Walter Vale vive. Tem um cargo de prestígio em uma boa universidade, desenvolve um trabalho de pesquisa e mora em uma bela casa de subúrbio. Até hobby ele tem: toca (mal) piano. Até que um dia é pressionado a participar de um evento acadêmico em Nova York, onde tem um apartamento. Ao chegar lá, encontra dois inesperados "visitantes": um músico sírio e sua namorada, uma artista plástica senegalesa. 
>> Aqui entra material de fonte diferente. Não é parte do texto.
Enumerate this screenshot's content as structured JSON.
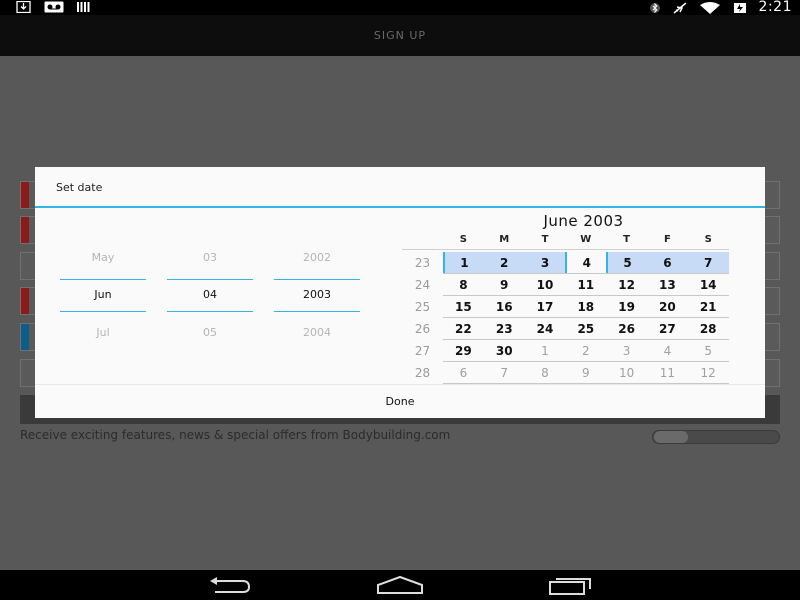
{
  "status_bar": {
    "time": "2:21",
    "left_icons": [
      "download-icon",
      "voicemail-icon",
      "barcode-icon"
    ],
    "right_icons": [
      "bluetooth-icon",
      "airplane-icon",
      "wifi-icon",
      "battery-icon"
    ]
  },
  "action_bar": {
    "title": "SIGN UP"
  },
  "background_form": {
    "optin_label": "Receive exciting features, news & special offers from Bodybuilding.com"
  },
  "dialog": {
    "title": "Set date",
    "month_spinner": {
      "prev": "May",
      "current": "Jun",
      "next": "Jul"
    },
    "day_spinner": {
      "prev": "03",
      "current": "04",
      "next": "05"
    },
    "year_spinner": {
      "prev": "2002",
      "current": "2003",
      "next": "2004"
    },
    "calendar": {
      "title": "June 2003",
      "weekday_headers": [
        "S",
        "M",
        "T",
        "W",
        "T",
        "F",
        "S"
      ],
      "weeks": [
        {
          "week": "23",
          "days": [
            "1",
            "2",
            "3",
            "4",
            "5",
            "6",
            "7"
          ]
        },
        {
          "week": "24",
          "days": [
            "8",
            "9",
            "10",
            "11",
            "12",
            "13",
            "14"
          ]
        },
        {
          "week": "25",
          "days": [
            "15",
            "16",
            "17",
            "18",
            "19",
            "20",
            "21"
          ]
        },
        {
          "week": "26",
          "days": [
            "22",
            "23",
            "24",
            "25",
            "26",
            "27",
            "28"
          ]
        },
        {
          "week": "27",
          "days": [
            "29",
            "30",
            "1",
            "2",
            "3",
            "4",
            "5"
          ]
        },
        {
          "week": "28",
          "days": [
            "6",
            "7",
            "8",
            "9",
            "10",
            "11",
            "12"
          ]
        }
      ]
    },
    "done_label": "Done"
  },
  "colors": {
    "accent": "#33b5e5",
    "selected_week": "#c7dbf7",
    "red_marker": "#8b1a1a",
    "blue_marker": "#0b5d8a"
  },
  "nav_icons": [
    "back-icon",
    "home-icon",
    "recent-apps-icon"
  ]
}
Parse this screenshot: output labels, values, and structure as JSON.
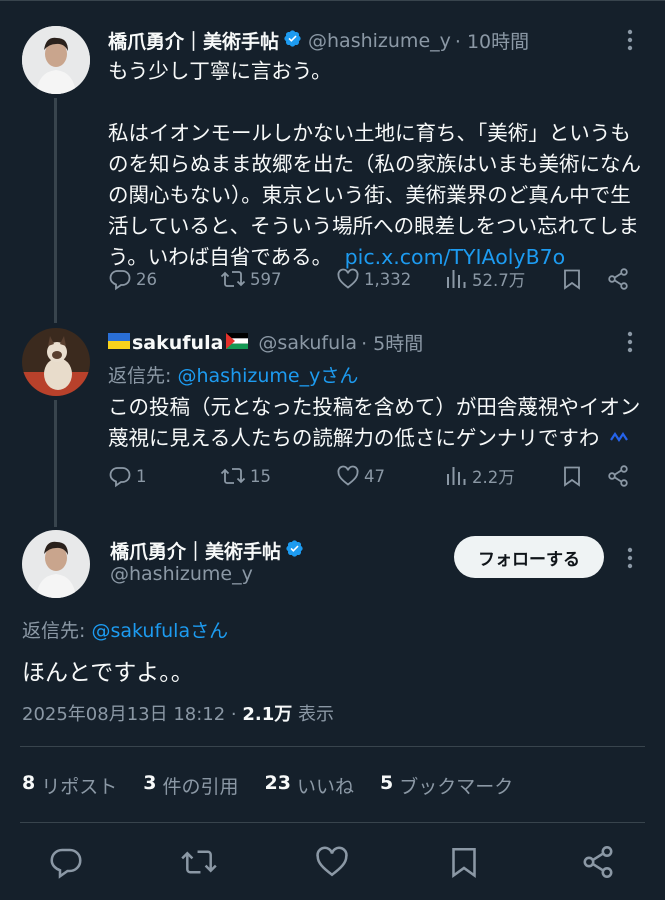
{
  "colors": {
    "background": "#15202b",
    "text": "#f7f9f9",
    "muted": "#8b98a5",
    "link": "#1d9bf0",
    "verified": "#1d9bf0",
    "divider": "#38444d"
  },
  "tweet1": {
    "name": "橋爪勇介｜美術手帖",
    "handle": "@hashizume_y",
    "time": "· 10時間",
    "text_line1": "もう少し丁寧に言おう。",
    "text_para": "私はイオンモールしかない土地に育ち、「美術」というものを知らぬまま故郷を出た（私の家族はいまも美術になんの関心もない）。東京という街、美術業界のど真ん中で生活していると、そういう場所への眼差しをつい忘れてしまう。いわば自省である。",
    "link": "pic.x.com/TYIAolyB7o",
    "replies": "26",
    "reposts": "597",
    "likes": "1,332",
    "views": "52.7万"
  },
  "tweet2": {
    "name": "sakufula",
    "handle": "@sakufula",
    "time": "· 5時間",
    "reply_prefix": "返信先: ",
    "reply_handle": "@hashizume_yさん",
    "text": "この投稿（元となった投稿を含めて）が田舎蔑視やイオン蔑視に見える人たちの読解力の低さにゲンナリですわ",
    "replies": "1",
    "reposts": "15",
    "likes": "47",
    "views": "2.2万"
  },
  "main": {
    "name": "橋爪勇介｜美術手帖",
    "handle": "@hashizume_y",
    "follow_label": "フォローする",
    "reply_prefix": "返信先: ",
    "reply_handle": "@sakufulaさん",
    "text": "ほんとですよ。。",
    "timestamp": "2025年08月13日 18:12 · ",
    "views_num": "2.1万",
    "views_label": " 表示",
    "stats": {
      "reposts_num": "8",
      "reposts_label": "リポスト",
      "quotes_num": "3",
      "quotes_label": "件の引用",
      "likes_num": "23",
      "likes_label": "いいね",
      "bookmarks_num": "5",
      "bookmarks_label": "ブックマーク"
    }
  },
  "icons": [
    "reply-icon",
    "repost-icon",
    "like-icon",
    "views-icon",
    "bookmark-icon",
    "share-icon",
    "more-icon",
    "verified-icon"
  ]
}
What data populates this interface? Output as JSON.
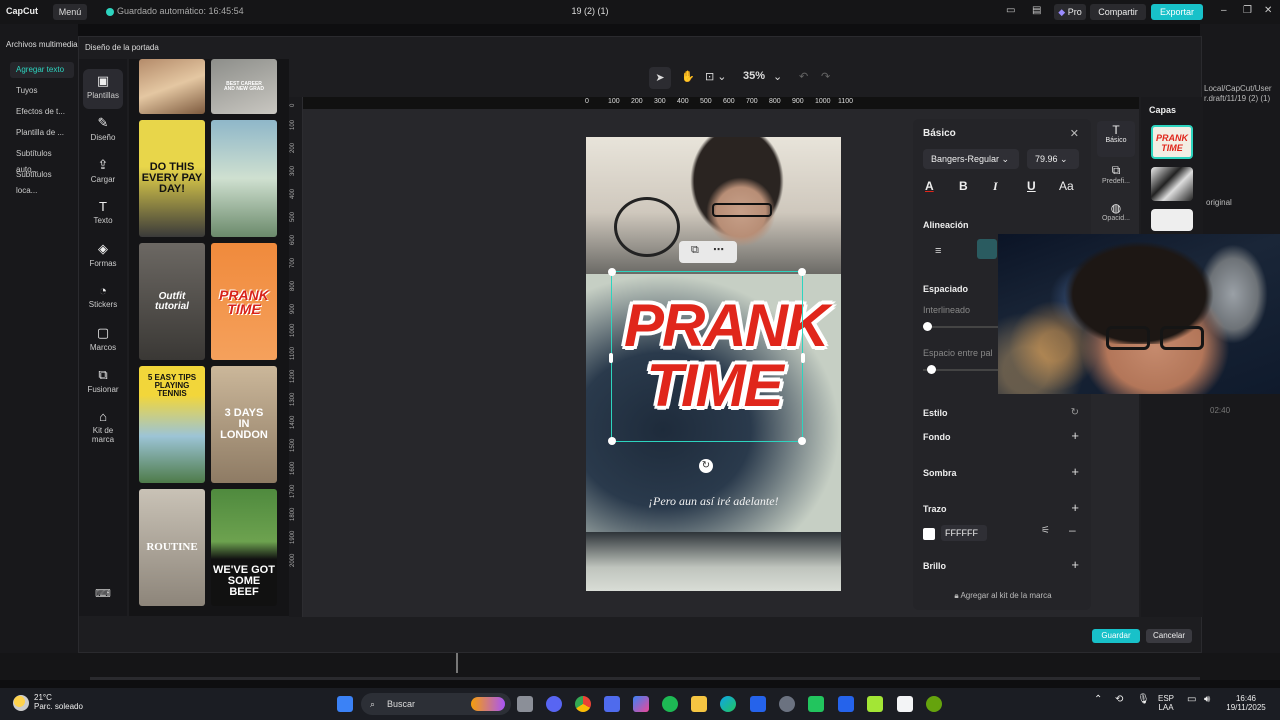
{
  "app": {
    "logo": "CapCut",
    "menu_label": "Menú",
    "autosave": "Guardado automático: 16:45:54",
    "project_title": "19 (2) (1)",
    "pro_label": "Pro",
    "share_label": "Compartir",
    "export_label": "Exportar"
  },
  "background_left": {
    "media_tab": "Archivos multimedia",
    "items": [
      "Agregar texto",
      "Tuyos",
      "Efectos de t...",
      "Plantilla de ...",
      "Subtítulos auto...",
      "Subtítulos loca..."
    ]
  },
  "background_right": {
    "path_line1": "Local/CapCut/User",
    "path_line2": "r.draft/11/19 (2) (1)",
    "original": "original",
    "time": "02:40"
  },
  "modal": {
    "title": "Diseño de la portada",
    "nav": [
      "Plantillas",
      "Diseño",
      "Cargar",
      "Texto",
      "Formas",
      "Stickers",
      "Marcos",
      "Fusionar",
      "Kit de marca"
    ],
    "templates": [
      {
        "text": ""
      },
      {
        "text": "BEST CAREER\nAND NEW GRAD"
      },
      {
        "text": "DO THIS\nEVERY PAY DAY!"
      },
      {
        "text": ""
      },
      {
        "text": "Outfit\ntutorial"
      },
      {
        "text": "PRANK\nTIME"
      },
      {
        "text": "5 EASY TIPS\nPLAYING TENNIS"
      },
      {
        "text": "3 DAYS\nIN\nLONDON"
      },
      {
        "text": "ROUTINE"
      },
      {
        "text": "WE'VE GOT\nSOME BEEF"
      }
    ],
    "zoom": "35%",
    "ruler_h": [
      "0",
      "100",
      "200",
      "300",
      "400",
      "500",
      "600",
      "700",
      "800",
      "900",
      "1000",
      "1100"
    ],
    "ruler_v": [
      "0",
      "100",
      "200",
      "300",
      "400",
      "500",
      "600",
      "700",
      "800",
      "900",
      "1000",
      "1100",
      "1200",
      "1300",
      "1400",
      "1500",
      "1600",
      "1700",
      "1800",
      "1900",
      "2000"
    ],
    "poster": {
      "headline_1": "PRANK",
      "headline_2": "TIME",
      "subtitle": "¡Pero aun así iré adelante!"
    },
    "properties": {
      "title": "Básico",
      "font": "Bangers-Regular",
      "size": "79.96",
      "alignment": "Alineación",
      "spacing": "Espaciado",
      "line_height": "Interlineado",
      "letter_spacing": "Espacio entre pal",
      "style": "Estilo",
      "background": "Fondo",
      "shadow": "Sombra",
      "stroke": "Trazo",
      "stroke_color": "FFFFFF",
      "brightness": "Brillo",
      "brand_kit": "Agregar al kit de la marca"
    },
    "side_tabs": [
      "Básico",
      "Predefi...",
      "Opacid..."
    ],
    "layers_title": "Capas",
    "save_label": "Guardar",
    "cancel_label": "Cancelar"
  },
  "taskbar": {
    "temperature": "21°C",
    "weather": "Parc. soleado",
    "search_placeholder": "Buscar",
    "lang_1": "ESP",
    "lang_2": "LAA",
    "time": "16:46",
    "date": "19/11/2025"
  },
  "colors": {
    "accent": "#18c1c9",
    "headline_red": "#e0261b"
  }
}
Richard Jenkins e Hiam Abbass em cena de ''O visitante'' (Foto: Divulgação)
Sendo "O Visitante" um filme americano, a história poderia facilmente seguir dois caminhos: virar uma comédia "peixe fora d'água", em que cenas de pastelão se seguem a partir das mais óbvias diferenças culturais entre os personagens. Ou então o professor poderia pegar uma arma na mão e lutar contra os dois "invasores", os aliens que ocuparam o seu espaço.

Escrito e dirigido por Tom McCarthy, que antes já havia feito o excelente "O Agente da Estação" - sobre um anão que faz amizade com um vendedor de cachorro-quente em uma pequena cidade americana -, "O Visitante" foge, entretanto, de clichês óbvios e de outros nem tão óbvios também.
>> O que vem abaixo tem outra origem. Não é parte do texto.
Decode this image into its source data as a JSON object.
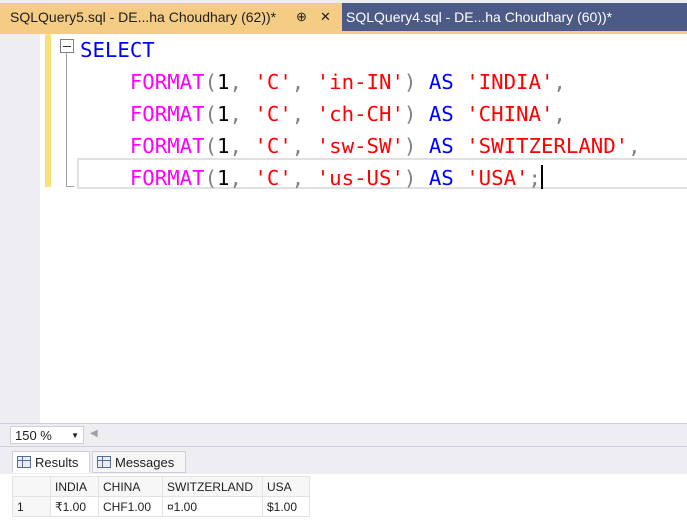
{
  "tabs": [
    {
      "title": "SQLQuery5.sql - DE...ha Choudhary (62))*",
      "active": true
    },
    {
      "title": "SQLQuery4.sql - DE...ha Choudhary (60))*",
      "active": false
    }
  ],
  "tab_icons": {
    "pin": "pin-icon",
    "close": "close-icon"
  },
  "editor": {
    "lines": [
      [
        {
          "t": "SELECT",
          "c": "kw"
        }
      ],
      [
        {
          "t": "    ",
          "c": "nu"
        },
        {
          "t": "FORMAT",
          "c": "fn"
        },
        {
          "t": "(",
          "c": "pu"
        },
        {
          "t": "1",
          "c": "nu"
        },
        {
          "t": ", ",
          "c": "pu"
        },
        {
          "t": "'C'",
          "c": "st"
        },
        {
          "t": ", ",
          "c": "pu"
        },
        {
          "t": "'in-IN'",
          "c": "st"
        },
        {
          "t": ") ",
          "c": "pu"
        },
        {
          "t": "AS",
          "c": "kw"
        },
        {
          "t": " ",
          "c": "nu"
        },
        {
          "t": "'INDIA'",
          "c": "st"
        },
        {
          "t": ",",
          "c": "pu"
        }
      ],
      [
        {
          "t": "    ",
          "c": "nu"
        },
        {
          "t": "FORMAT",
          "c": "fn"
        },
        {
          "t": "(",
          "c": "pu"
        },
        {
          "t": "1",
          "c": "nu"
        },
        {
          "t": ", ",
          "c": "pu"
        },
        {
          "t": "'C'",
          "c": "st"
        },
        {
          "t": ", ",
          "c": "pu"
        },
        {
          "t": "'ch-CH'",
          "c": "st"
        },
        {
          "t": ") ",
          "c": "pu"
        },
        {
          "t": "AS",
          "c": "kw"
        },
        {
          "t": " ",
          "c": "nu"
        },
        {
          "t": "'CHINA'",
          "c": "st"
        },
        {
          "t": ",",
          "c": "pu"
        }
      ],
      [
        {
          "t": "    ",
          "c": "nu"
        },
        {
          "t": "FORMAT",
          "c": "fn"
        },
        {
          "t": "(",
          "c": "pu"
        },
        {
          "t": "1",
          "c": "nu"
        },
        {
          "t": ", ",
          "c": "pu"
        },
        {
          "t": "'C'",
          "c": "st"
        },
        {
          "t": ", ",
          "c": "pu"
        },
        {
          "t": "'sw-SW'",
          "c": "st"
        },
        {
          "t": ") ",
          "c": "pu"
        },
        {
          "t": "AS",
          "c": "kw"
        },
        {
          "t": " ",
          "c": "nu"
        },
        {
          "t": "'SWITZERLAND'",
          "c": "st"
        },
        {
          "t": ",",
          "c": "pu"
        }
      ],
      [
        {
          "t": "    ",
          "c": "nu"
        },
        {
          "t": "FORMAT",
          "c": "fn"
        },
        {
          "t": "(",
          "c": "pu"
        },
        {
          "t": "1",
          "c": "nu"
        },
        {
          "t": ", ",
          "c": "pu"
        },
        {
          "t": "'C'",
          "c": "st"
        },
        {
          "t": ", ",
          "c": "pu"
        },
        {
          "t": "'us-US'",
          "c": "st"
        },
        {
          "t": ") ",
          "c": "pu"
        },
        {
          "t": "AS",
          "c": "kw"
        },
        {
          "t": " ",
          "c": "nu"
        },
        {
          "t": "'USA'",
          "c": "st"
        },
        {
          "t": ";",
          "c": "pu"
        }
      ]
    ],
    "colors": {
      "keyword": "#0000ff",
      "function": "#ff00ff",
      "string": "#ff0000",
      "punctuation": "#808080"
    }
  },
  "zoom": {
    "value": "150 %"
  },
  "results_tabs": [
    {
      "label": "Results",
      "icon": "grid-icon",
      "active": true
    },
    {
      "label": "Messages",
      "icon": "messages-icon",
      "active": false
    }
  ],
  "grid": {
    "columns": [
      "INDIA",
      "CHINA",
      "SWITZERLAND",
      "USA"
    ],
    "rows": [
      {
        "num": "1",
        "cells": [
          "₹1.00",
          "CHF1.00",
          "¤1.00",
          "$1.00"
        ]
      }
    ]
  },
  "colors": {
    "active_tab": "#f5cc84",
    "inactive_tab": "#4b5a86",
    "change_bar": "#f5e07a"
  }
}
É a partir de sua reação à presença dos imigrantes - "ilegais", como se diz popularmente, ou "sem documento", na definição correta - que o espectador conhece (e passa a admirar) Walter, vivido magistralmente por Richard Jenkins, indicado ao Oscar de melhor ator deste ano. Embora tenha direitos sobre o apartamento - afinal, ele é o proprietário -, o professor dá aos "invasores" a chance de se explicarem: eles haviam sido enganados por um corretor mau caráter.
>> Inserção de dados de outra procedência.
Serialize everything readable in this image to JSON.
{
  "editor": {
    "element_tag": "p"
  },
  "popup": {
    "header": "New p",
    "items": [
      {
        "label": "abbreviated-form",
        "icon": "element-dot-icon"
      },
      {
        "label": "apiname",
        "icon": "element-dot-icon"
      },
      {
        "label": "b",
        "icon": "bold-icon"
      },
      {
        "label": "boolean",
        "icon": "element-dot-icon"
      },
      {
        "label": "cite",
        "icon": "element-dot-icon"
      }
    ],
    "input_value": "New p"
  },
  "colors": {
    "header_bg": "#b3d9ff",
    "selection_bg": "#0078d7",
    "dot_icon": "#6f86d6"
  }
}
Na Nova York pós-11 de Setembro, Walter concorda em transformar dois estranhos - estrangeiros e desconhecidos - em bem-vindos visitantes. Ao acordar, descobre que o sorridente Tarek (Haaz Sleiman, excelente) é um percussionista que ganha dinheiro nas ruas da Big Apple. Sob os olhos da desconfiada Zainab (Dainai Guirra), uma aproximação se inicia. O professor, um fracasso completo no piano, logo se interessa pelo novo instrumento.

O arranjo de uma noite logo passa a se estender, e a convivência dos três, sempre pontuada por uma dose de desconforto, acaba evoluindo para uma "quase-amizade". Enquanto Zainab mantém-se distante, Tarek logo convida Walter a participar de suas jam sessions com outras dezenas de imigrantes de diversas origens. Antes que o filme perca o conflito, porém, a realidade desaba sobre a cabeça dos personagens.

Um incidente desimportante envolvendo um bilhete de metrô acaba resultado na prisão de Tarek, que vai parar em um centro de triagem para imigrantes sem documentos. Logo, a aparente harmonia se dissolve: em busca de segurança, Zainab vai morar com uma prima. Para piorar, não pode visitar o namorado, pois provavelmente teria o mesmo destino com ele. Assim, o único elo entre Tarek e o mundo passa a ser as visitas de Walter.

A esta altura, o filme introduz a mãe de Tarek, que vem a Nova York visitar o filho, aparecendo um dia na porta de Walter - que a esta altura decidiu permancer na cidade e ajudar na liberação do amigo e professor de batuque. Vivida pela atriz israelense Hiam Abbass, a mesma de "Lemon Tree", Mouna é uma presença sofrida, sábia e levemente sensual, que balança a vida do professor de uma vez.

O clima de romance que se instala também é tratado com sobriedade, embora a química que emerge das cenas em que Walter leva Mouna para ver uma peça da Broadway e para um jantar em um bom restaurante seja inegável. "O Visitante", porém, é parecido demais com a vida para mergulhar em soluções fáceis. O final é agridoce, mostrando que de tudo na vida - até a distância de um filho - pode-se tirar algo de positivo.

Apesar do bom roteiro, o filme só atinge patamar superior graças a Richard Jenkins, um ator que trabalha há três décadas e apareceu em filmes como "As Bruxas de Eastwick", "Poder Absoluto" e no recente "Queime Depois de Ler". As tranformações de Walter são mostradas com discrição - Jenkins é bom o bastante para não pedir a simpatia da platéia, mas para conquistá-la. Espera-se que sua entrada para o rol dos grandes intérpretes americanos seja definitiva, e não apenas uma breve visita.